17.02.2017

In occasione del 90° anniversario della nascita dell’Arcivescovo di Milano, promossa dalla Fondazione Carlo Maria Martini, con la Fondazione Culturale San Fedele di Milano e con il Consiglio delle Chiese Cristiane, si apre alla Galleria San Fedele una mostra ecumenica sui temi della luce, dell’energia e della relazione, attraverso una serie d’installazioni site specific. Dimensione artistica e dimensione religiosa s’incontrano qui nella profondità di una ricerca di senso, per aprirsi a una prospettiva di fede, al di là del visibile e di una specifica appartenenza confessionale.

Per l’esposizione milanese è stato invitato un artista israeliano, Shay Frisch, il cui lavoro si fonda sulla trasmissione dell’energia che genera la luce. Grazie a essa, migliaia di elementi modulari conduttori d’elettricità -  37.586 moduli -, come quadrati, rettangoli, linee, croci, cerchi, danno forma a simboli ancestrali dalle forme primarie o a spazi avvolgenti, creando un reale magnetismo e un’intensa attrazione.

Shay Frisch delinea un percorso fatto di campi elettromagnetici, di flussi energetici. La luce si rivela grazie alle spie luminose delle prese multiple che ne denunciano il flusso costante, inafferrabile, indefinibile. L’invisibile si fa luce.

Parlare di trasmissione di energia significa fare emergere come il concetto di relazione sia al centro della poetica dell’autore. L’energia passa veloce lungo un filo invisibile, disegna lo spazio, lo articola. L’installazione si trasforma in rete, in griglia luminosa. Tutto si fonda sul passaggio di un’energia che scorre lungo i singoli moduli, collegandoli tra loro, rendendoli necessari l’uno all’altro. Perché la luce si manifesti, occorre infatti che ogni elemento sia connesso con gli altri, diventando trasmettitore di energia. La relazione genera luce. L’energia, attraverso la luce, si fa forma.

È questo l’elogio della «relazione». Ogni componente si inserisce nell’insieme e prende l’energia dagli altri. E l’insieme può ricevere moduli all’infinito, trasmettendogli l’energia. L’installazione diventa in questo modo un organismo che vive di un flusso invisibile che si trasmette dagli uni agli altri, diventando luce. E l’energia fluisce, anche quando non la vediamo.

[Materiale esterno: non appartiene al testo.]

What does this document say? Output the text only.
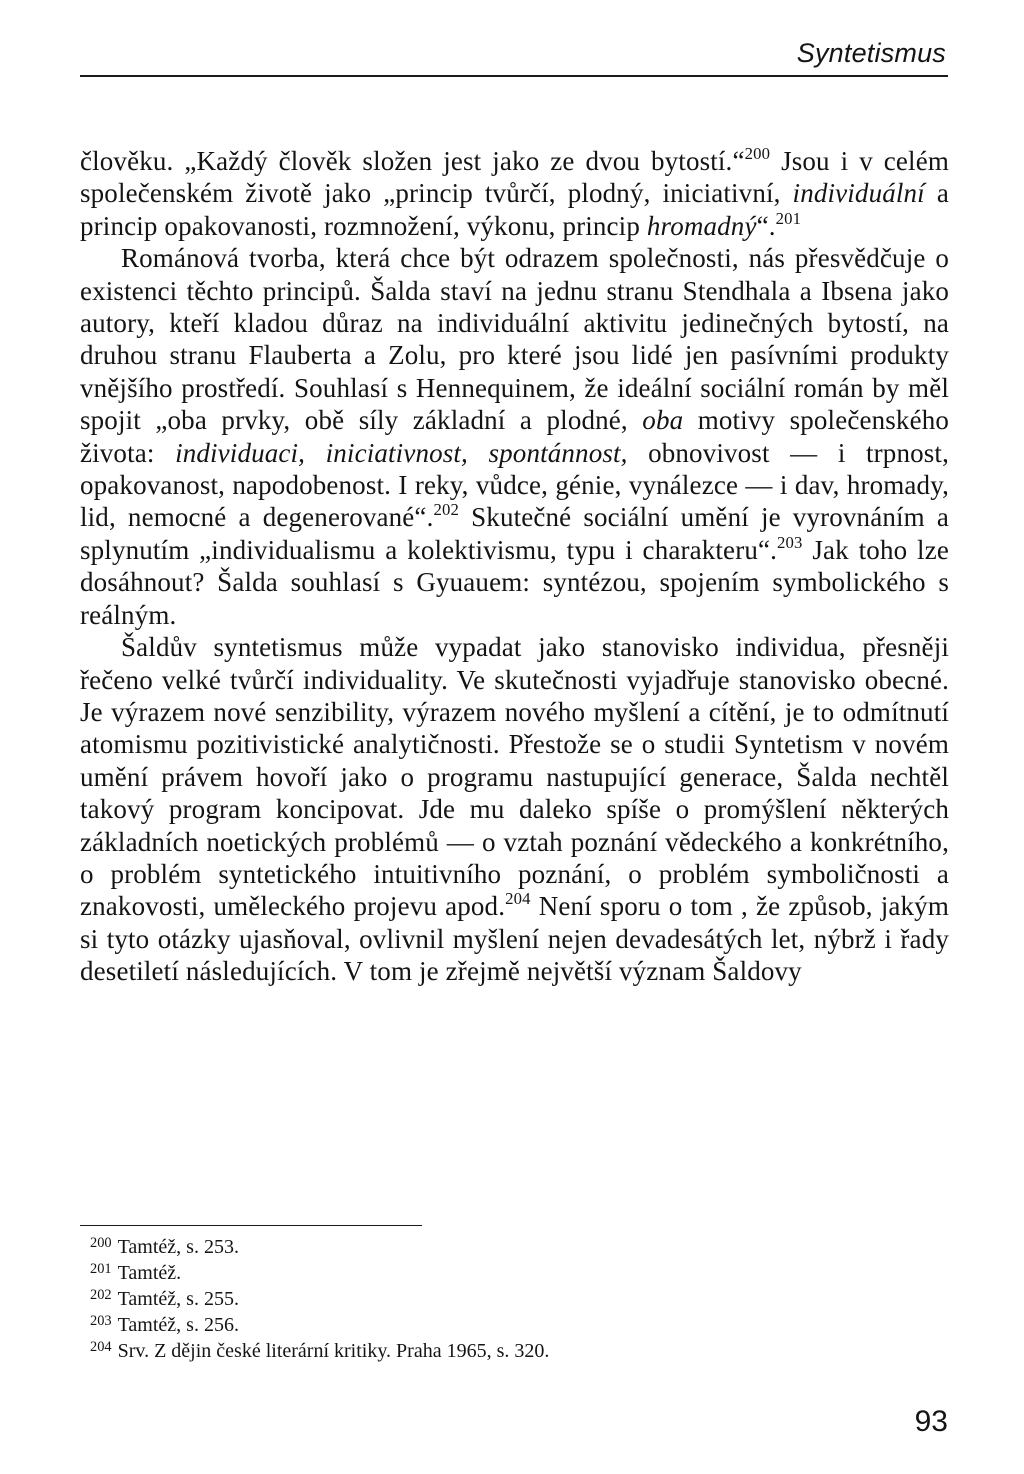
Syntetismus

člověku. „Každý člověk složen jest jako ze dvou bytostí.“$^{200}$ Jsou i v celém společenském životě jako „princip tvůrčí, plodný, iniciativní, individuální a princip opakovanosti, rozmnožení, výkonu, princip hromadný“.$^{201}$

Románová tvorba, která chce být odrazem společnosti, nás přesvědčuje o existenci těchto principů. Šalda staví na jednu stranu Stendhala a Ibsena jako autory, kteří kladou důraz na individuální aktivitu jedinečných bytostí, na druhou stranu Flauberta a Zolu, pro které jsou lidé jen pasívními produkty vnějšího prostředí. Souhlasí s Hennequinem, že ideální sociální román by měl spojit „oba prvky, obě síly základní a plodné, oba motivy společenského života: individuaci, iniciativnost, spontánnost, obnovivost — i trpnost, opakovanost, napodobenost. I reky, vůdce, génie, vynálezce — i dav, hromady, lid, nemocné a degenerované“.$^{202}$ Skutečné sociální umění je vyrovnáním a splynutím „individualismu a kolektivismu, typu i charakteru“.$^{203}$ Jak toho lze dosáhnout? Šalda souhlasí s Gyuauem: syntézou, spojením symbolického s reálným.

Šaldův syntetismus může vypadat jako stanovisko individua, přesněji řečeno velké tvůrčí individuality. Ve skutečnosti vyjadřuje stanovisko obecné. Je výrazem nové senzibility, výrazem nového myšlení a cítění, je to odmítnutí atomismu pozitivistické analytičnosti. Přestože se o studii Syntetism v novém umění právem hovoří jako o programu nastupující generace, Šalda nechtěl takový program koncipovat. Jde mu daleko spíše o promýšlení některých základních noetických problémů — o vztah poznání vědeckého a konkrétního, o problém syntetického intuitivního poznání, o problém symboličnosti a znakovosti, uměleckého projevu apod.$^{204}$ Není sporu o tom , že způsob, jakým si tyto otázky ujasňoval, ovlivnil myšlení nejen devadesátých let, nýbrž i řady desetiletí následujících. V tom je zřejmě největší význam Šaldovy

$^{200}$ Tamtéž, s. 253.
$^{201}$ Tamtéž.
$^{202}$ Tamtéž, s. 255.
$^{203}$ Tamtéž, s. 256.
$^{204}$ Srv. Z dějin české literární kritiky. Praha 1965, s. 320.
93
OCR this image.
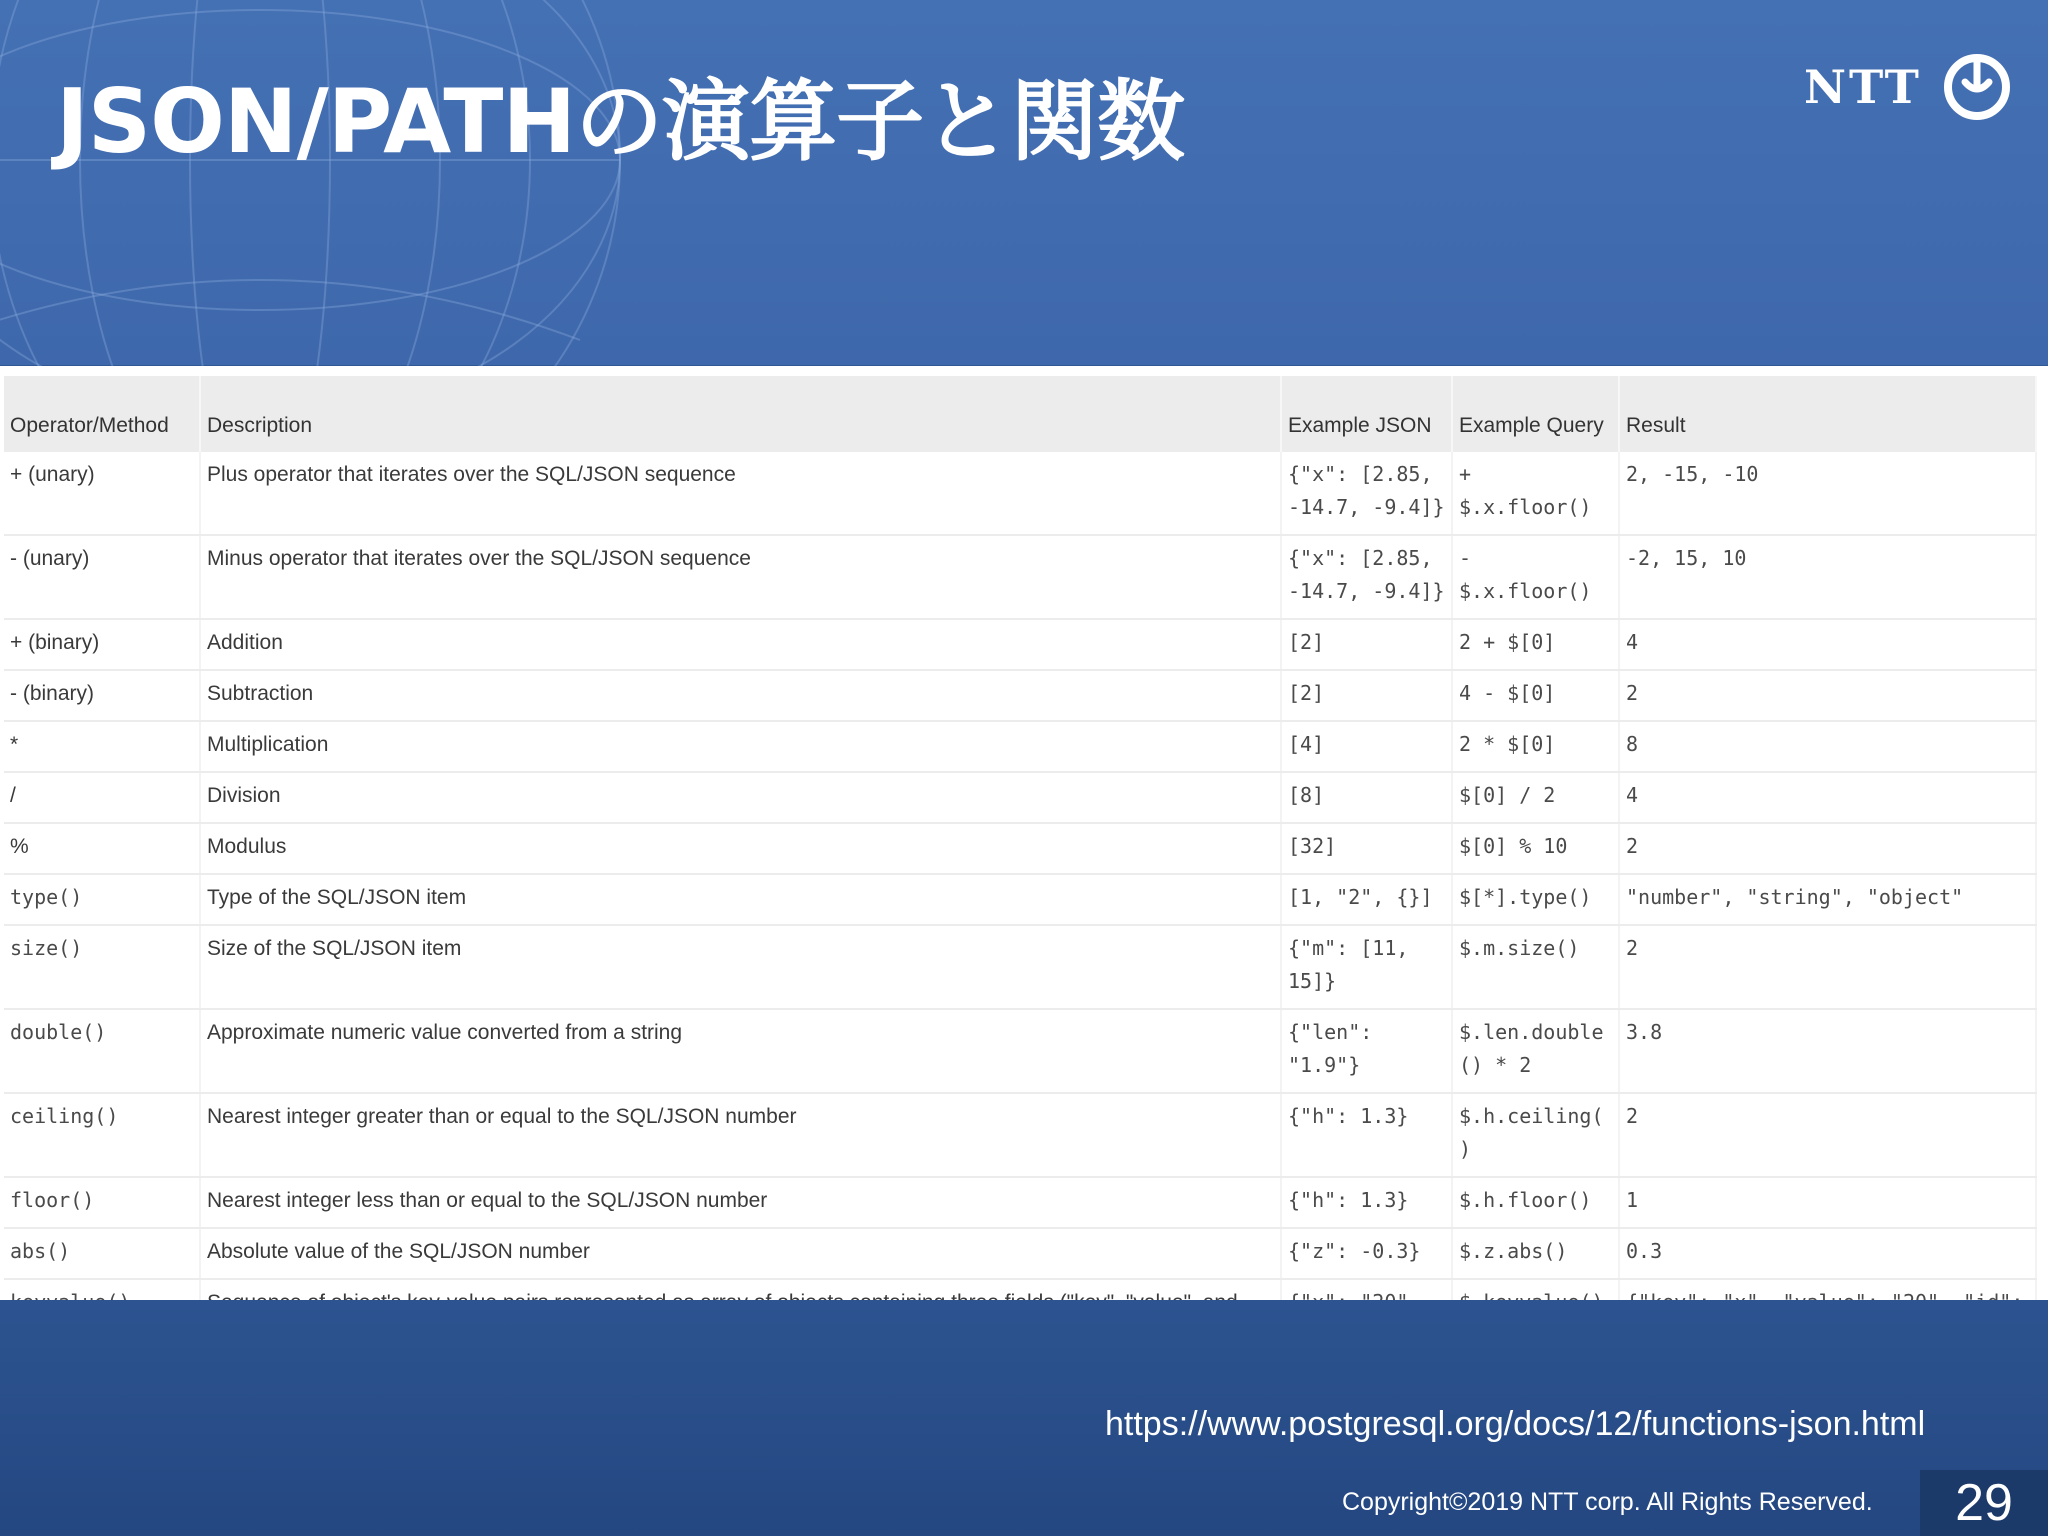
JSON/PATHの演算子と関数	NTT
Operator/Method	Description	Example JSON	Example Query	Result
+ (unary)	Plus operator that iterates over the SQL/JSON sequence	{"x": [2.85, -14.7, -9.4]}	+ $.x.floor()	2, -15, -10
- (unary)	Minus operator that iterates over the SQL/JSON sequence	{"x": [2.85, -14.7, -9.4]}	- $.x.floor()	-2, 15, 10
+ (binary)	Addition	[2]	2 + $[0]	4
- (binary)	Subtraction	[2]	4 - $[0]	2
*	Multiplication	[4]	2 * $[0]	8
/	Division	[8]	$[0] / 2	4
%	Modulus	[32]	$[0] % 10	2
type()	Type of the SQL/JSON item	[1, "2", {}]	$[*].type()	"number", "string", "object"
size()	Size of the SQL/JSON item	{"m": [11, 15]}	$.m.size()	2
double()	Approximate numeric value converted from a string	{"len": "1.9"}	$.len.double() * 2	3.8
ceiling()	Nearest integer greater than or equal to the SQL/JSON number	{"h": 1.3}	$.h.ceiling()	2
floor()	Nearest integer less than or equal to the SQL/JSON number	{"h": 1.3}	$.h.floor()	1
abs()	Absolute value of the SQL/JSON number	{"z": -0.3}	$.z.abs()	0.3

https://www.postgresql.org/docs/12/functions-json.html
Copyright©2019 NTT corp. All Rights Reserved.	29
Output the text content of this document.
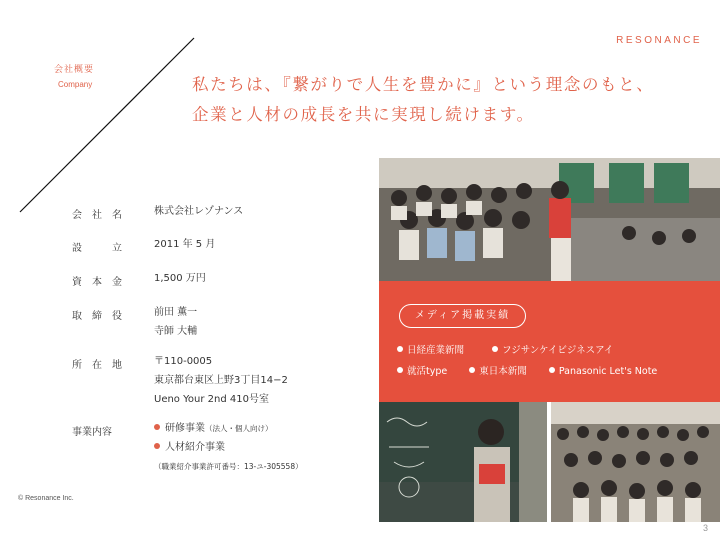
RESONANCE
会社概要
Company	私たちは、『繋がりで人生を豊かに』という理念のもと、
企業と人材の成長を共に実現し続けます。
会 社 名	株式会社レゾナンス
設	立	2011 年 5 月
資 本 金	1,500 万円
取 締 役	前田 薫一
寺師 大輔
所 在 地	〒110-0005
東京都台東区上野3丁目14−2
Ueno Your 2nd 410号室
事業内容	研修事業（法人・個人向け）
人材紹介事業
（職業紹介事業許可番号：13-ユ-305558）
© Resonance Inc.
3
メディア掲載実績
日経産業新聞	フジサンケイビジネスアイ
就活type	東日本新聞	Panasonic Let's Note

Nelle sue opere, il flusso scorre rapido, come a indicare che anche nell’oscurità una forza esiste, si fa presente, si rivela. Negli spazi della Galleria San Fedele, in un passaggio che si articola dalle tenebre alla luce, dalla morte alla vita, è come se ogni uomo fosse chiamato a riconoscere quella forza che scorre in lui. Come se ogni uomo fosse chiamato a condividere quell’energia che vive in lui, perché si trasformi in luce. È forse questa la forza dello Spirito?